Tendons are biological structures that connect muscles to bones and are fundamental in transmitting the load generated by the muscles to the bones to achieve body motion. Due to injuries and ageing, tendon diseases represent a major clinical challenge. Natural healing of the tendons is slow, responds poorly to treatment, and often requires invasive surgical procedures followed by long-term rehabilitation. Furthermore, full restoration of the original function of the tendon is almost impossible to achieve.

Recently, it has been demonstrated that tendons show auxetic behaviour. An auxetic material is one that exhibits a negative Poisson’s ratio. While normal materials shrink in the perpendicular direction when stretched, an auxetic material enlarges in that direction. Similarly, during compression, instead of expanding orthogonally to the load, it collapses in all directions. Different auxetic geometries exhibit this behaviour through various mechanisms.

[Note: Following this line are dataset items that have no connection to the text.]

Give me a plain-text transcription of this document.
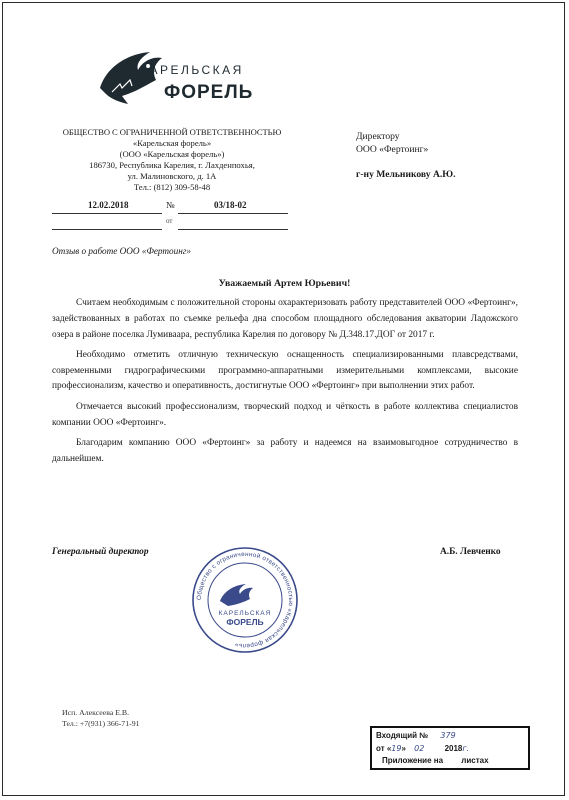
КАРЕЛЬСКАЯ
ФОРЕЛЬ
ОБЩЕСТВО С ОГРАНИЧЕННОЙ ОТВЕТСТВЕННОСТЬЮ
«Карельская форель»
(ООО «Карельская форель»)
186730, Республика Карелия, г. Лахденпохья,
ул. Малиновского, д. 1А
Тел.: (812) 309-58-48
Директору
ООО «Фертоинг»
г-ну Мельникову А.Ю.
12.02.2018	№	03/18-02
от
Отзыв о работе ООО «Фертоинг»
Уважаемый Артем Юрьевич!

Считаем необходимым с положительной стороны охарактеризовать работу представителей ООО «Фертоинг», задействованных в работах по съемке рельефа дна способом площадного обследования акватории Ладожского озера в районе поселка Лумиваара, республика Карелия по договору № Д.348.17.ДОГ от 2017 г.

Необходимо отметить отличную техническую оснащенность специализированными плавсредствами, современными гидрографическими программно-аппаратными измерительными комплексами, высокие профессионализм, качество и оперативность, достигнутые ООО «Фертоинг» при выполнении этих работ.

Отмечается высокий профессионализм, творческий подход и чёткость в работе коллектива специалистов компании ООО «Фертоинг».

Благодарим компанию ООО «Фертоинг» за работу и надеемся на взаимовыгодное сотрудничество в дальнейшем.

Генеральный директор	А.Б. Левченко
Общество с ограниченной ответственностью «Карельская форель»
КАРЕЛЬСКАЯ
ФОРЕЛЬ
Исп. Алексеева Е.В.
Тел.: +7(931) 366-71-91
Входящий № 379
от «19» 02	2018г.
Приложение на листах
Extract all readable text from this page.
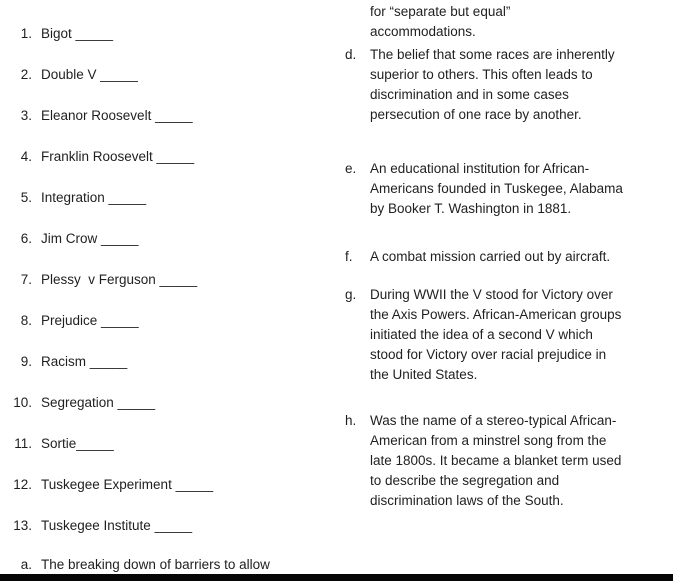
1. Bigot _____
2. Double V _____
3. Eleanor Roosevelt _____
4. Franklin Roosevelt _____
5. Integration _____
6. Jim Crow _____
7. Plessy  v Ferguson _____
8. Prejudice _____
9. Racism _____
10. Segregation _____
11. Sortie_____
12. Tuskegee Experiment _____
13. Tuskegee Institute _____
a. The breaking down of barriers to allow
for “separate but equal”
accommodations.
d.	The belief that some races are inherently superior to others. This often leads to discrimination and in some cases persecution of one race by another.
e.	An educational institution for African-Americans founded in Tuskegee, Alabama by Booker T. Washington in 1881.
f.	A combat mission carried out by aircraft.
g.	During WWII the V stood for Victory over the Axis Powers. African-American groups initiated the idea of a second V which stood for Victory over racial prejudice in the United States.
h.	Was the name of a stereo-typical African-American from a minstrel song from the late 1800s. It became a blanket term used to describe the segregation and discrimination laws of the South.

In this work, we propose mimicking tendon mechanics using auxetic 3D metamaterials. A finite element analysis (FEA) will be used to simulate the mechanical response of various auxetic geometries under tensile and compressive loading, focusing on parameters such as the elastic modulus, stress distribution, and Poisson’s ratio. Simulated results will be compared to the mechanical behaviour of native tendons reported in the literature to evaluate their biomechanical fidelity. Polylactic acid (PLA) is selected as the base material due to its biocompatibility, ease of 3D printing, and suitability for short-term applications, although its long-term load-bearing capacity may be limited. Due to these limitations, we decided to also investigate polycaprolactone (PCL) due to its capability to sustain large deformations without showing plastic deformation and ultra-high-molecular-weight polyethylene (UHMWPE), which is a well-known biomaterial widely used in the prosthesis field for its durability and mechanical properties.

The findings of this study may support the development of tendon-mimetic scaffolds for tissue engineering and drug screening. By accurately replicating tendon behaviour, such models could reduce the reliance on animal testing and contribute to more physiologically relevant platforms for studying tendon-related diseases.